AI Models Face Off in Smart Contract Security Testing Battle Orchestrated by OpenAI

AI Models Face Off in Smart Contract Security Testing Battle Orchestrated by OpenAI

In collaboration with Paradigm and Ottersec, OpenAI has unveiled the EVMbench research paper, which examines the capabilities of various AI models in identifying, fixing, and exploiting security flaws within smart contracts.

A new benchmark has been introduced by OpenAI to assess the performance of various AI models in identifying, repairing, and potentially exploiting security flaws present in cryptocurrency smart contracts.

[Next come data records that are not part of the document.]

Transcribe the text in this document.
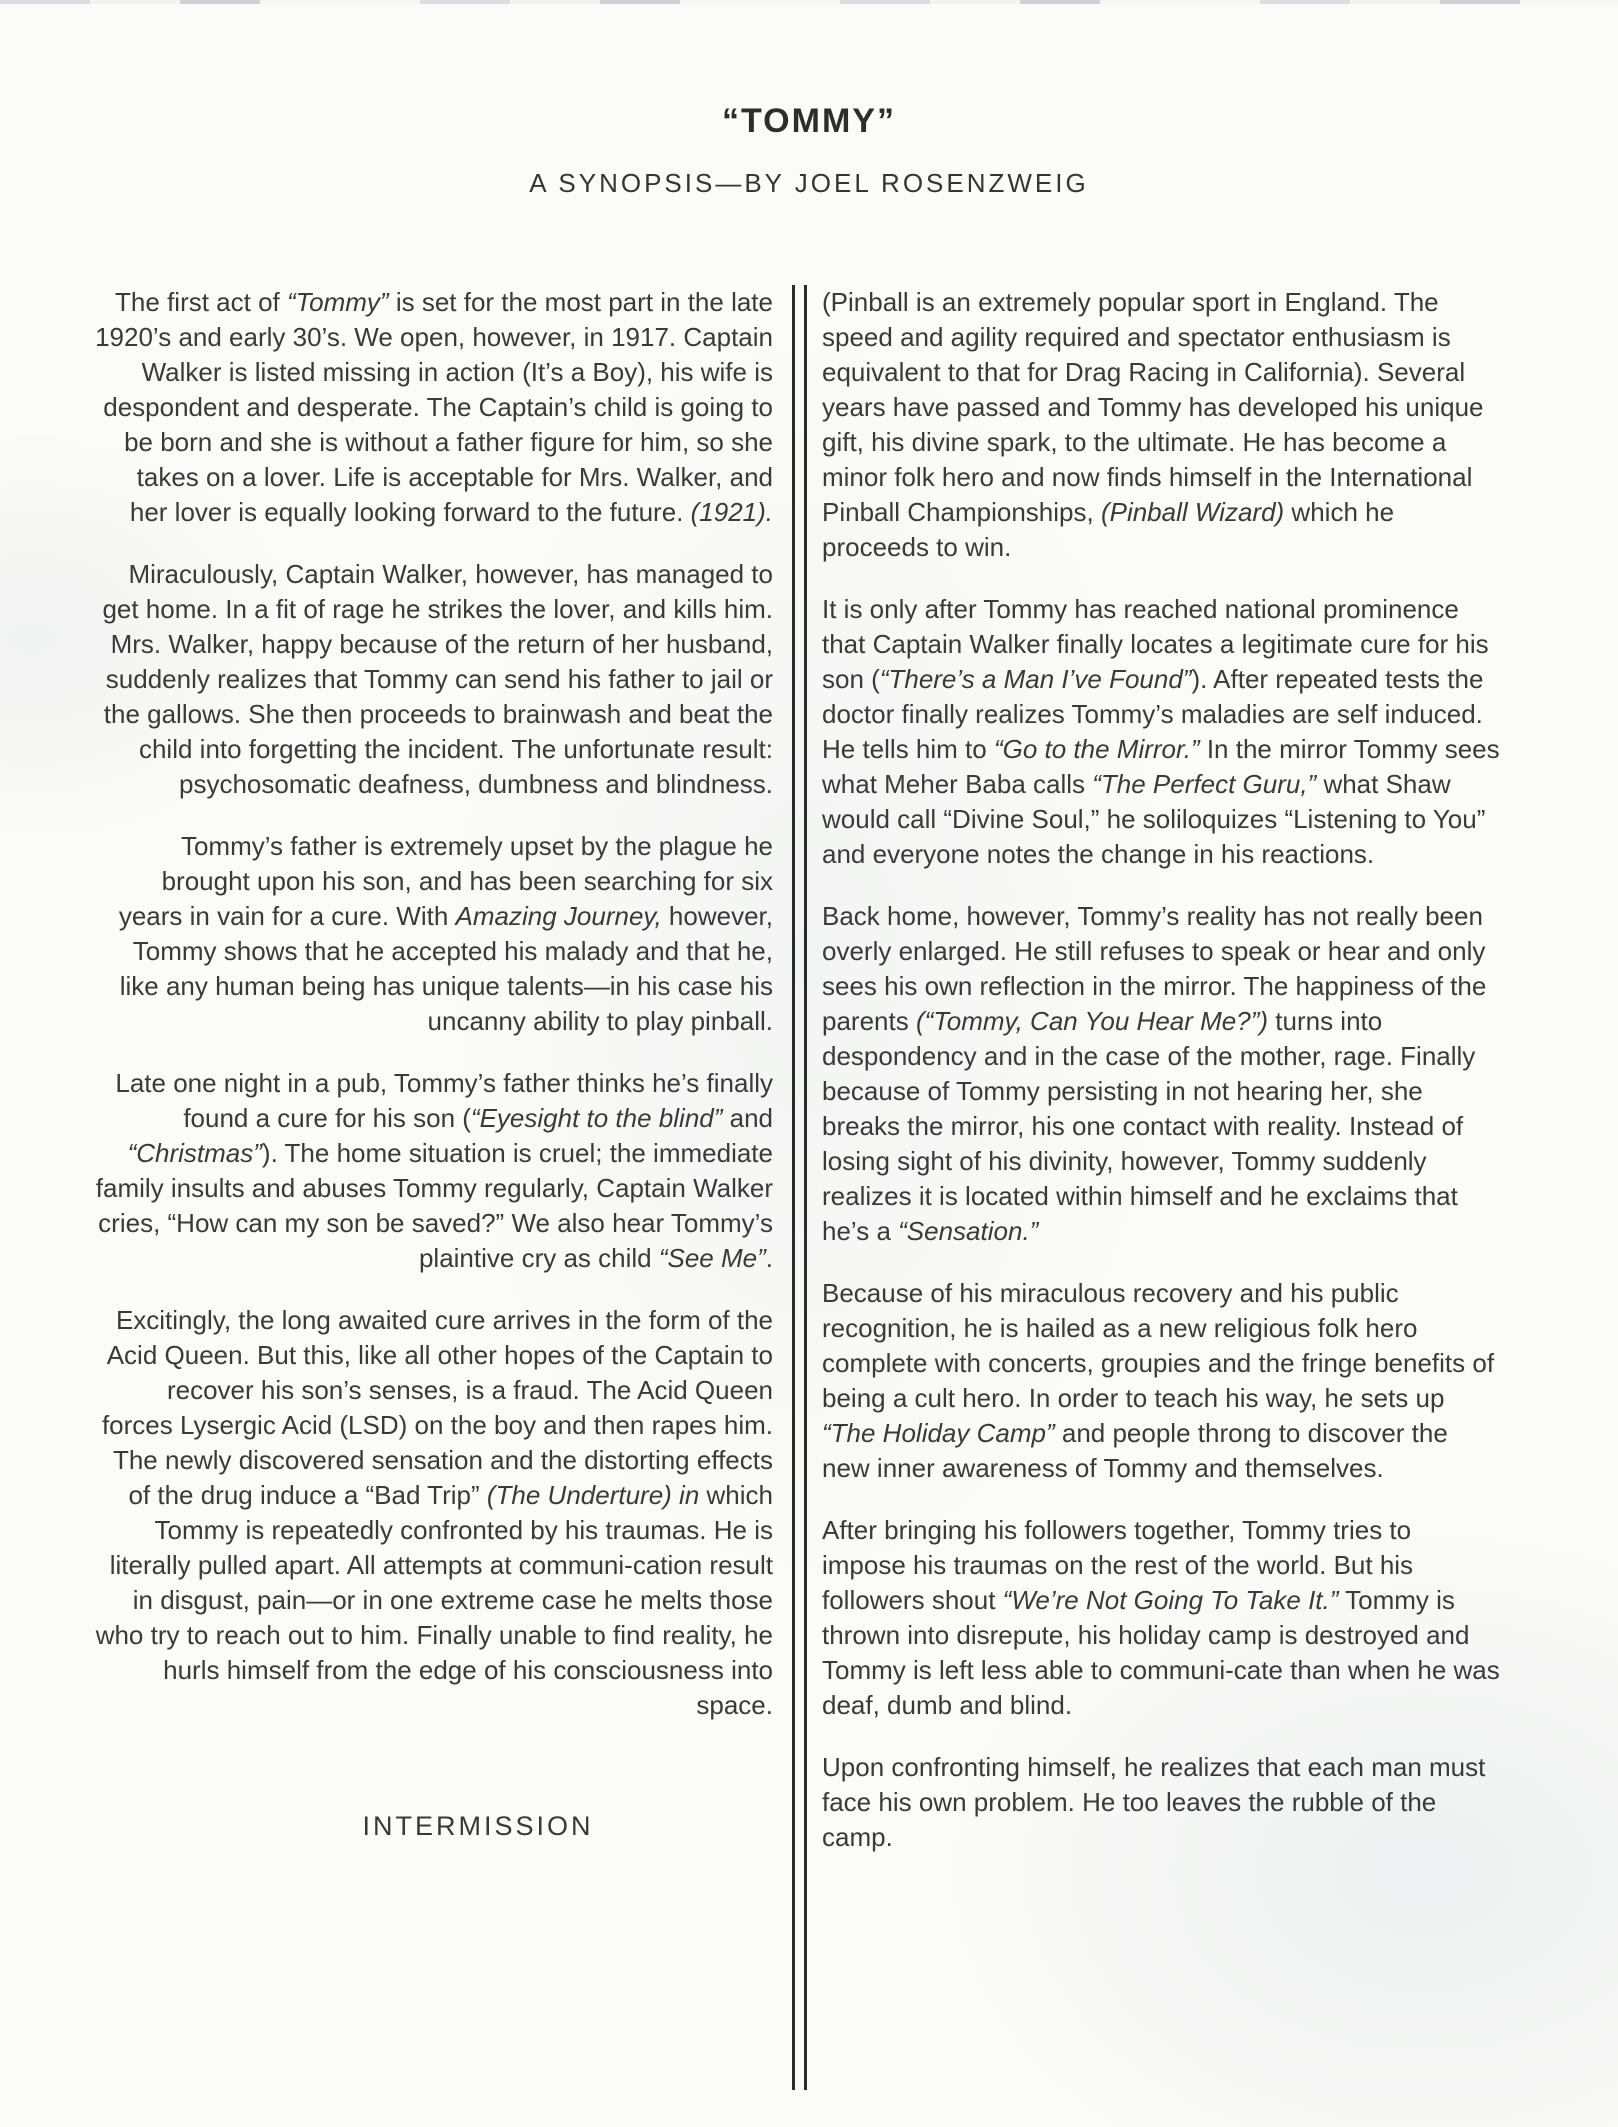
“TOMMY”
A SYNOPSIS—BY JOEL ROSENZWEIG

The first act of “Tommy” is set for the most part in the late 1920’s and early 30’s. We open, however, in 1917. Captain Walker is listed missing in action (It’s a Boy), his wife is despondent and desperate. The Captain’s child is going to be born and she is without a father figure for him, so she takes on a lover. Life is acceptable for Mrs. Walker, and her lover is equally looking forward to the future. (1921).

Miraculously, Captain Walker, however, has managed to get home. In a fit of rage he strikes the lover, and kills him. Mrs. Walker, happy because of the return of her husband, suddenly realizes that Tommy can send his father to jail or the gallows. She then proceeds to brainwash and beat the child into forgetting the incident. The unfortunate result: psychosomatic deafness, dumbness and blindness.

Tommy’s father is extremely upset by the plague he brought upon his son, and has been searching for six years in vain for a cure. With Amazing Journey, however, Tommy shows that he accepted his malady and that he, like any human being has unique talents—in his case his uncanny ability to play pinball.

Late one night in a pub, Tommy’s father thinks he’s finally found a cure for his son (“Eyesight to the blind” and “Christmas”). The home situation is cruel; the immediate family insults and abuses Tommy regularly, Captain Walker cries, “How can my son be saved?” We also hear Tommy’s plaintive cry as child “See Me”.

Excitingly, the long awaited cure arrives in the form of the Acid Queen. But this, like all other hopes of the Captain to recover his son’s senses, is a fraud. The Acid Queen forces Lysergic Acid (LSD) on the boy and then rapes him. The newly discovered sensation and the distorting effects of the drug induce a “Bad Trip” (The Underture) in which Tommy is repeatedly confronted by his traumas. He is literally pulled apart. All attempts at communi-cation result in disgust, pain—or in one extreme case he melts those who try to reach out to him. Finally unable to find reality, he hurls himself from the edge of his consciousness into space.

INTERMISSION

(Pinball is an extremely popular sport in England. The speed and agility required and spectator enthusiasm is equivalent to that for Drag Racing in California). Several years have passed and Tommy has developed his unique gift, his divine spark, to the ultimate. He has become a minor folk hero and now finds himself in the International Pinball Championships, (Pinball Wizard) which he proceeds to win.

It is only after Tommy has reached national prominence that Captain Walker finally locates a legitimate cure for his son (“There’s a Man I’ve Found”). After repeated tests the doctor finally realizes Tommy’s maladies are self induced. He tells him to “Go to the Mirror.” In the mirror Tommy sees what Meher Baba calls “The Perfect Guru,” what Shaw would call “Divine Soul,” he soliloquizes “Listening to You” and everyone notes the change in his reactions.

Back home, however, Tommy’s reality has not really been overly enlarged. He still refuses to speak or hear and only sees his own reflection in the mirror. The happiness of the parents (“Tommy, Can You Hear Me?”) turns into despondency and in the case of the mother, rage. Finally because of Tommy persisting in not hearing her, she breaks the mirror, his one contact with reality. Instead of losing sight of his divinity, however, Tommy suddenly realizes it is located within himself and he exclaims that he’s a “Sensation.”

Because of his miraculous recovery and his public recognition, he is hailed as a new religious folk hero complete with concerts, groupies and the fringe benefits of being a cult hero. In order to teach his way, he sets up “The Holiday Camp” and people throng to discover the new inner awareness of Tommy and themselves.

After bringing his followers together, Tommy tries to impose his traumas on the rest of the world. But his followers shout “We’re Not Going To Take It.” Tommy is thrown into disrepute, his holiday camp is destroyed and Tommy is left less able to communi-cate than when he was deaf, dumb and blind.

Upon confronting himself, he realizes that each man must face his own problem. He too leaves the rubble of the camp.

The research paper titled "EVMbench: Evaluating AI Agents on Smart Contract Security" was published by OpenAI on Wednesday, working alongside cryptocurrency investment company Paradigm and blockchain security company OtterSec. The study examined the theoretical exploit potential of AI agents across 120 smart contract security vulnerabilities.

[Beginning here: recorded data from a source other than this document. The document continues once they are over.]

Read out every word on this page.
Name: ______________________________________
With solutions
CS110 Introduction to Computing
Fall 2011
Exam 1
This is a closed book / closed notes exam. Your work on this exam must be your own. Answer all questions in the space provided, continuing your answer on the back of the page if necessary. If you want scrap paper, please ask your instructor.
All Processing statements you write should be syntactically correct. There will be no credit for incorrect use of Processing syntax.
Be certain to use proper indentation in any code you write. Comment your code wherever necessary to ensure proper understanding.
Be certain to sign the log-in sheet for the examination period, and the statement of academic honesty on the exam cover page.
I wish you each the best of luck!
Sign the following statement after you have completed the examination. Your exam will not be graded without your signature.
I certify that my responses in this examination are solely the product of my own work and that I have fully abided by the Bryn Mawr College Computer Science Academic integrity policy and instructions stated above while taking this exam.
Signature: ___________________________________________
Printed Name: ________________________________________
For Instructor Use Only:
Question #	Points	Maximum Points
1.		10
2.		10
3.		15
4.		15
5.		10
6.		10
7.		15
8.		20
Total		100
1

The top performer was Anthropic's Claude Opus 4.6, which achieved an average "detect award" valued at $37,824. OpenAI's OC-GPT-5.2 secured second place, while Google's Gemini 3 Pro took third, earning $31,623 and $25,112, respectively.

Detect awards won by AI agents
AI agents' detect award performance. Source: OpenAI

As AI agents demonstrate growing proficiency in executing fundamental tasks, OpenAI emphasized the increasing necessity to assess their capabilities within "economically meaningful environments."

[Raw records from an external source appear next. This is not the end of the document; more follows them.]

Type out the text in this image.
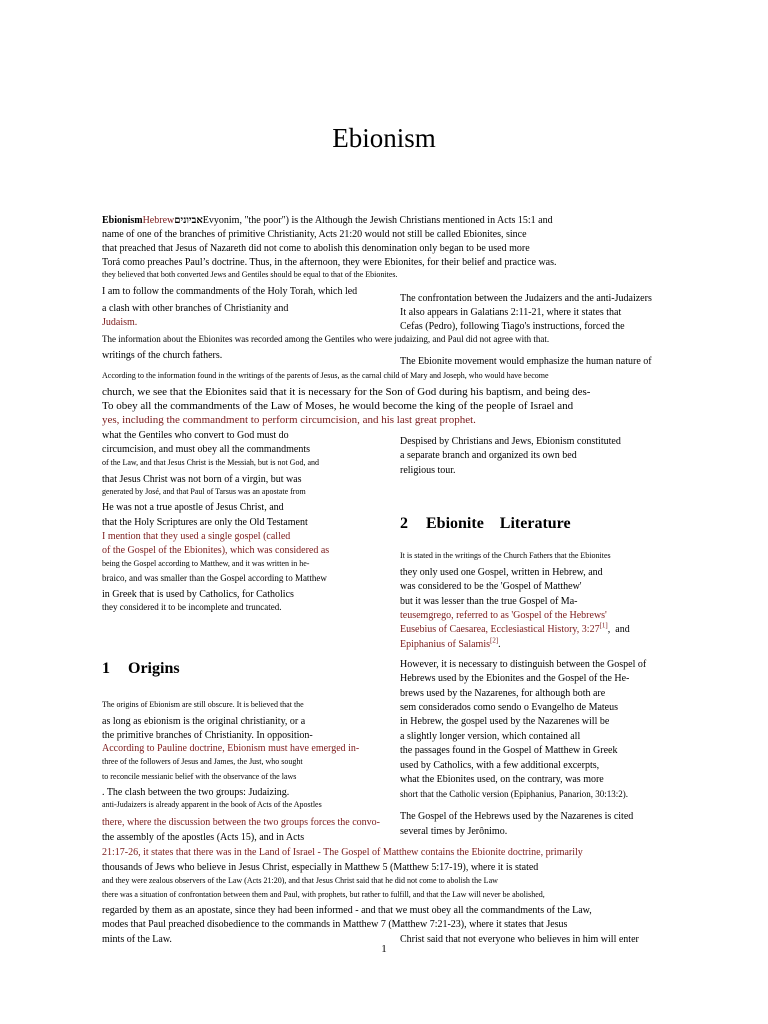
Ebionism
EbionismHebrewאביוניםEvyonim, "the poor") is the Although the Jewish Christians mentioned in Acts 15:1 and
name of one of the branches of primitive Christianity, Acts 21:20 would not still be called Ebionites, since
that preached that Jesus of Nazareth did not come to abolish this denomination only began to be used more
Torá como preaches Paul’s doctrine. Thus, in the afternoon, they were Ebionites, for their belief and practice was.
they believed that both converted Jews and Gentiles should be equal to that of the Ebionites.
I am to follow the commandments of the Holy Torah, which led
The confrontation between the Judaizers and the anti-Judaizers
a clash with other branches of Christianity and	It also appears in Galatians 2:11-21, where it states that
Judaism.	Cefas (Pedro), following Tiago's instructions, forced the
The information about the Ebionites was recorded among the Gentiles who were judaizing, and Paul did not agree with that.
writings of the church fathers.
The Ebionite movement would emphasize the human nature of
According to the information found in the writings of the parents of Jesus, as the carnal child of Mary and Joseph, who would have become
church, we see that the Ebionites said that it is necessary for the Son of God during his baptism, and being des-
To obey all the commandments of the Law of Moses, he would become the king of the people of Israel and
yes, including the commandment to perform circumcision, and his last great prophet.
what the Gentiles who convert to God must do
Despised by Christians and Jews, Ebionism constituted
circumcision, and must obey all the commandments
a separate branch and organized its own bed
of the Law, and that Jesus Christ is the Messiah, but is not God, and
religious tour.
that Jesus Christ was not born of a virgin, but was
generated by José, and that Paul of Tarsus was an apostate from
He was not a true apostle of Jesus Christ, and
2 Ebionite    Literature
that the Holy Scriptures are only the Old Testament
I mention that they used a single gospel (called
of the Gospel of the Ebionites), which was considered as	It is stated in the writings of the Church Fathers that the Ebionites
being the Gospel according to Matthew, and it was written in he-
they only used one Gospel, written in Hebrew, and
braico, and was smaller than the Gospel according to Matthew
was considered to be the 'Gospel of Matthew'
in Greek that is used by Catholics, for Catholics
but it was lesser than the true Gospel of Ma-
they considered it to be incomplete and truncated.
teusemgrego, referred to as 'Gospel of the Hebrews'
Eusebius of Caesarea, Ecclesiastical History, 3:27[1],  and
Epiphanius of Salamis[2].
1 Origins	However, it is necessary to distinguish between the Gospel of
Hebrews used by the Ebionites and the Gospel of the He-
The origins of Ebionism are still obscure. It is believed that the
brews used by the Nazarenes, for although both are
as long as ebionism is the original christianity, or a
sem considerados como sendo o Evangelho de Mateus
the primitive branches of Christianity. In opposition-
in Hebrew, the gospel used by the Nazarenes will be
According to Pauline doctrine, Ebionism must have emerged in-
a slightly longer version, which contained all
three of the followers of Jesus and James, the Just, who sought
the passages found in the Gospel of Matthew in Greek
to reconcile messianic belief with the observance of the laws
used by Catholics, with a few additional excerpts,
. The clash between the two groups: Judaizing.
what the Ebionites used, on the contrary, was more
anti-Judaizers is already apparent in the book of Acts of the Apostles
short that the Catholic version (Epiphanius, Panarion, 30:13:2).
there, where the discussion between the two groups forces the convo-
The Gospel of the Hebrews used by the Nazarenes is cited
the assembly of the apostles (Acts 15), and in Acts
several times by Jerônimo.
21:17-26, it states that there was in the Land of Israel - The Gospel of Matthew contains the Ebionite doctrine, primarily
thousands of Jews who believe in Jesus Christ, especially in Matthew 5 (Matthew 5:17-19), where it is stated
and they were zealous observers of the Law (Acts 21:20), and that Jesus Christ said that he did not come to abolish the Law
there was a situation of confrontation between them and Paul, with prophets, but rather to fulfill, and that the Law will never be abolished,
regarded by them as an apostate, since they had been informed - and that we must obey all the commandments of the Law,
modes that Paul preached disobedience to the commands in Matthew 7 (Matthew 7:21-23), where it states that Jesus
mints of the Law.	Christ said that not everyone who believes in him will enter
1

"Smart contracts secure billions of dollars in assets, and AI agents are likely to be transformative for both attackers and defenders."

"We expect agentic stablecoin payments to grow, and help ground it in a domain of emerging practical importance," OpenAI added.

On Jan. 22, Circle CEO Jeremy Allaire made a prediction that within five years, billions of AI agents will be conducting transactions using stablecoins for routine payments on users' behalf. Similarly, former Binance chief Changpeng "CZ" Zhao recently suggested that cryptocurrency would become the "native currency for AI agents."

The importance of testing agentic AI capabilities in identifying security vulnerabilities is underscored by the fact that attackers managed to steal $3.4 billion worth of cryptocurrency funds in 2025, representing a slight uptick compared to 2024.

The EVMbench utilized 120 carefully selected vulnerabilities extracted from 40 smart contract audits, with the majority of these sourced from open-source audit competitions. According to OpenAI, the benchmark is intended to assist in monitoring AI advancement in detecting and addressing smart contract vulnerabilities on a large scale.

Smart contracts weren't built for humans: Dragonfly

Writing on X on Wednesday, Dragonfly's managing partner Haseeb Qureshi stated that crypto's vision of replacing property rights and legal contracts never came to fruition, not due to technological shortcomings, but because it was never designed with human intuition in mind.

According to Qureshi, signing large transactions still feels "terrifying," especially with the constant presence of drainer wallets and similar threats, while bank transfers seldom trigger the same level of anxiety.

Qureshi instead envisions the future of crypto transactions being enabled by AI-intermediated, self-driving wallets, which will handle these threats and execute complex operations for users:

"A technology often snaps into place once its complement finally arrives. GPS had to wait for the smartphone, TCP/IP had to wait for the browser. For crypto, we might just have found it in AI agents."